We are living in turbulent times and as we’re all aware chronic uncertainty can generate feelings of fear and confusion. What is going to happen to us?

Will we destroy ourselves in a nuclear conflict or will our repeated inability to deal with the challenge of climate change prove catastrophic? And of course, there’s the growing threat of AI. Can we be sure our creation will not destroy God’s? That’s if you believe in Him.

We can choose to live independently of Him of course. That is a God-given privilege. But it’s worth noting that the God we encounter in the Bible warns us that if we choose to go our own way we will end up in a mess. The Message translation of the Bible puts it well when it paraphrases the apostle Paul’s thoughts in these words:

‘People knew God perfectly well, but when they didn’t treat him like God, refusing to worship him, they trivialised themselves into silliness and confusion so that there was neither sense nor direction left in their lives. They pretended to know it all, but were illiterate regarding life. They traded the glory of God who holds the whole world in his hands for cheap figurines you can buy at any roadside stand. So God said, in effect, “If that’s what you want, that’s what you get.” It wasn’t long before they were living in a pigpen, smeared with filth, filthy inside and out’

Put simply God wants us to know that if we choose to live without Him we will discover that life will be nowhere near as good as we expected it to be.

The French philosopher and writer Andre Maurois once said, “The universe is indifferent. Who created it? Why are we here on this puny mud heap, spinning in an infinite space? I have not the slightest idea, and I am quite convinced that no one has the least idea.” Given all this then, is it any wonder lots of people exist in a state of meaninglessness and as a result talk about ‘luck’ and ‘fate’? Others pursue a different route and consult crystals and/or horoscopes hoping to reclaim some kind of control over their lives. As someone wisely pointed out “When men choose not to believe in God, they do not thereafter believe in nothing, they then become capable of believing in anything.”

The Bible offers us a very different perspective. It tells us that God can be compared to the familiar first century figure of the ‘Oikonomia’, the household steward, who was given the task of ensuring that the family affairs ran smoothly. In other words, God has a plan, and He will make sure that ultimately everything will work out the way He intends it to.

God is not asleep at the wheel then. Far from it.

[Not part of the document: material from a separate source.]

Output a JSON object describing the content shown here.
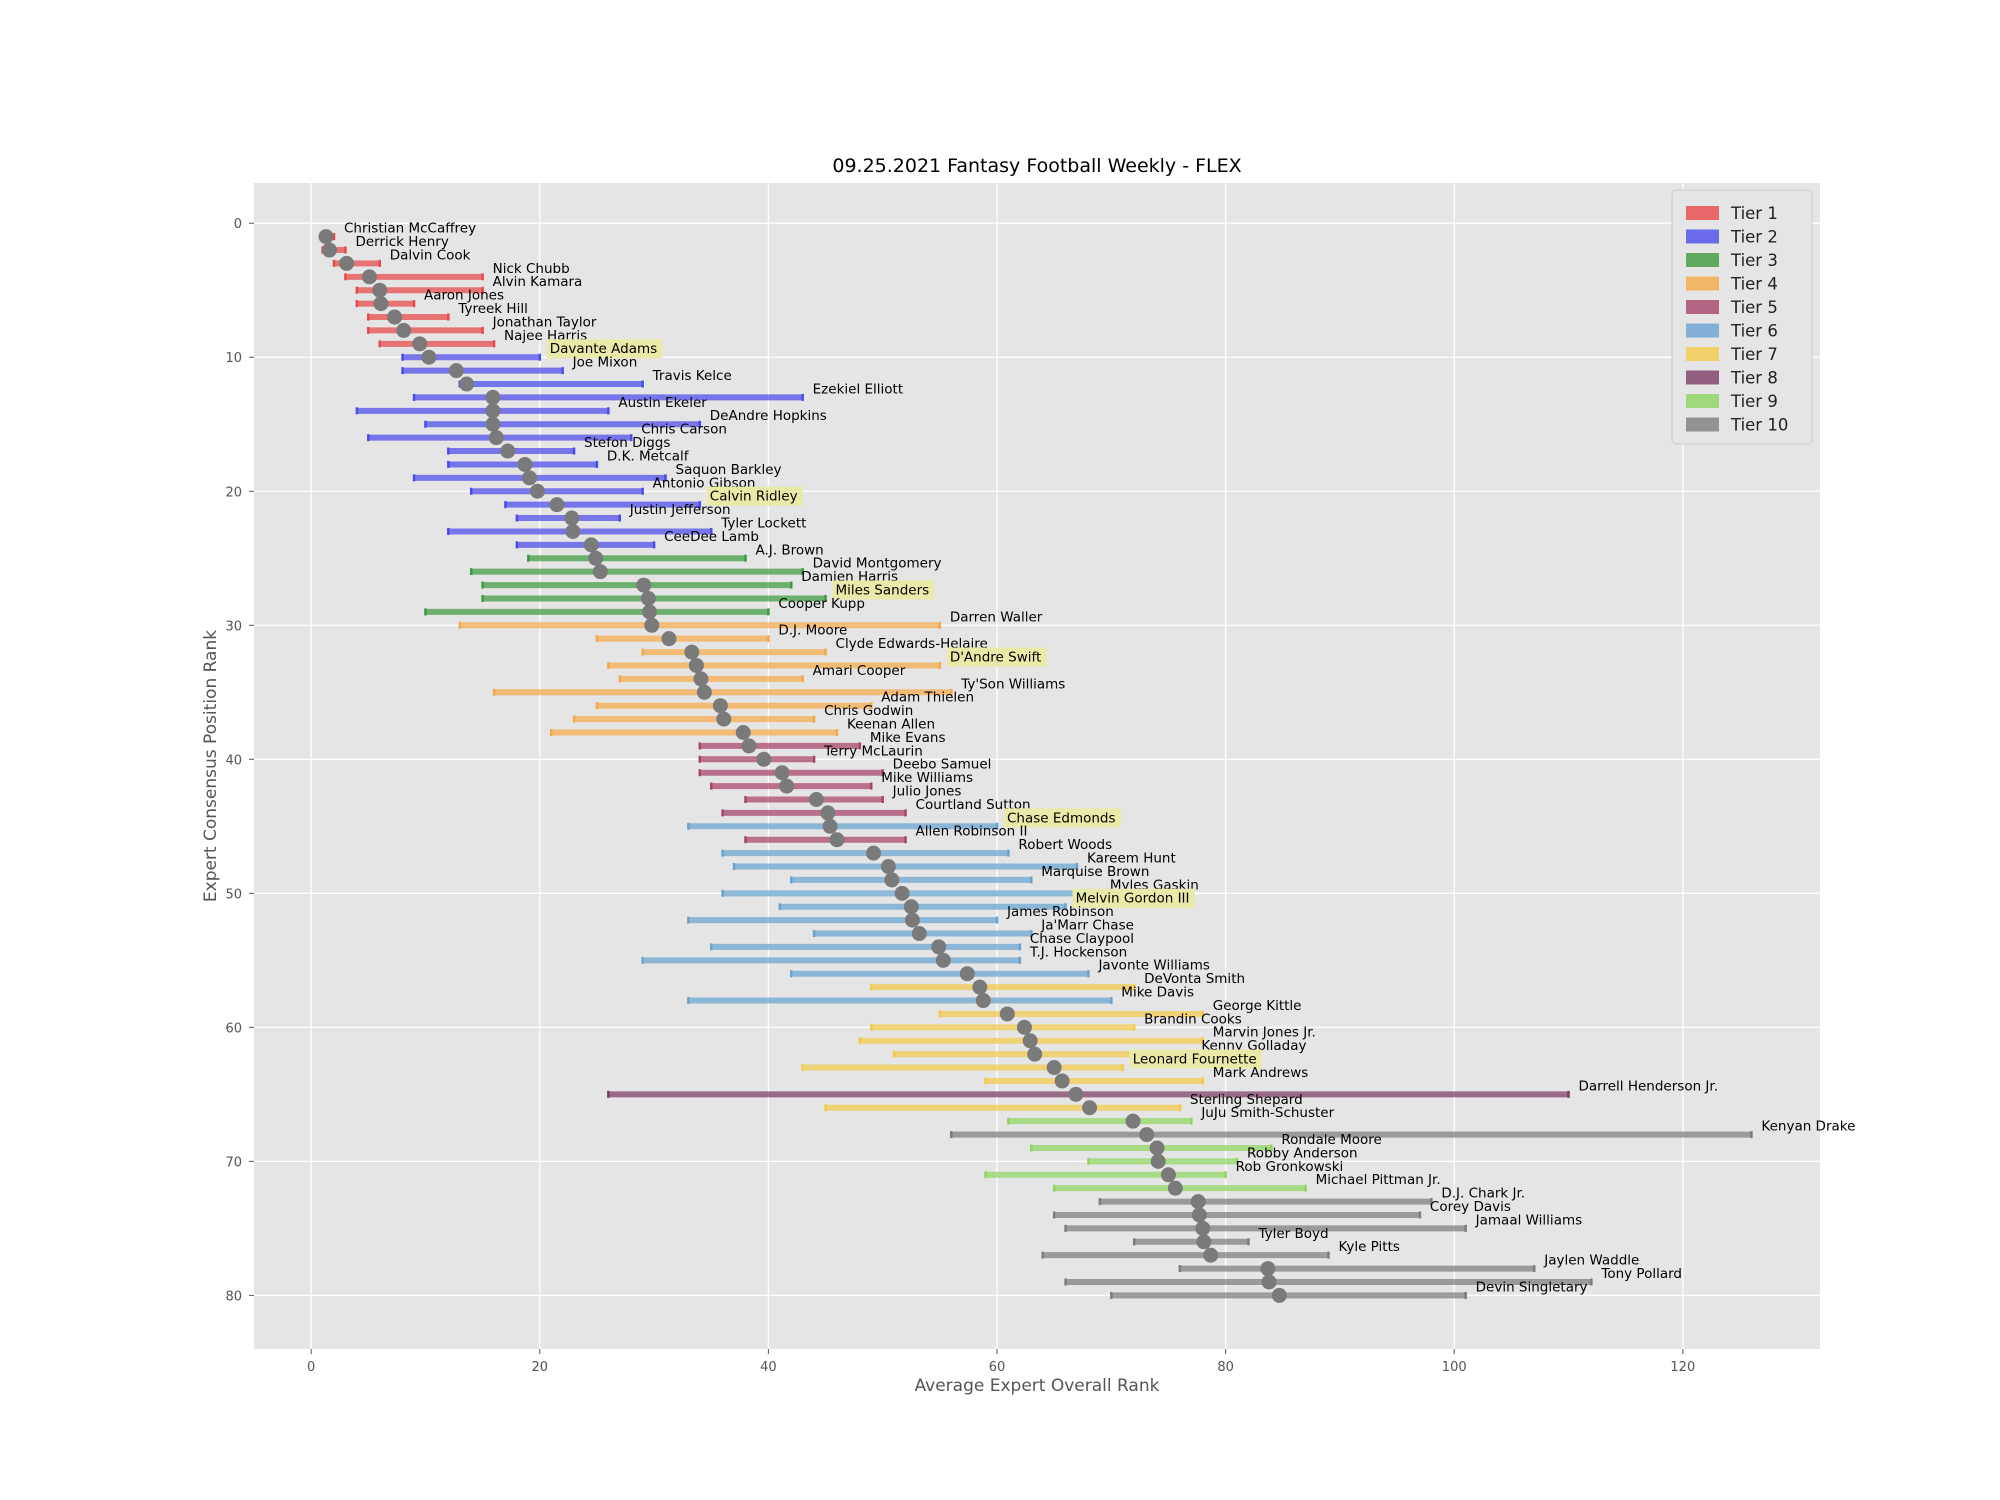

We may not understand all that is happening around us of course, but He is still in control and always will be. Police officer Chip Gillette realised that again the day he was wandering around Wedgewood Baptist Church in Fort Worth. A lone gunman had entered a youth rally and killed seven people and not surprisingly he was trying to make sense of it all. As he prepared to leave the building his attention was drawn to a hymnal which, to his amazement, contained a bullet (the crime scene had been ‘picked clean’). It had come to rest on words that read ‘King of Kings and Lord of Lords and He shall reign forever’. Was that luck? A coincidence? Or was it a ‘God-incidence’? Christians will clearly choose the latter.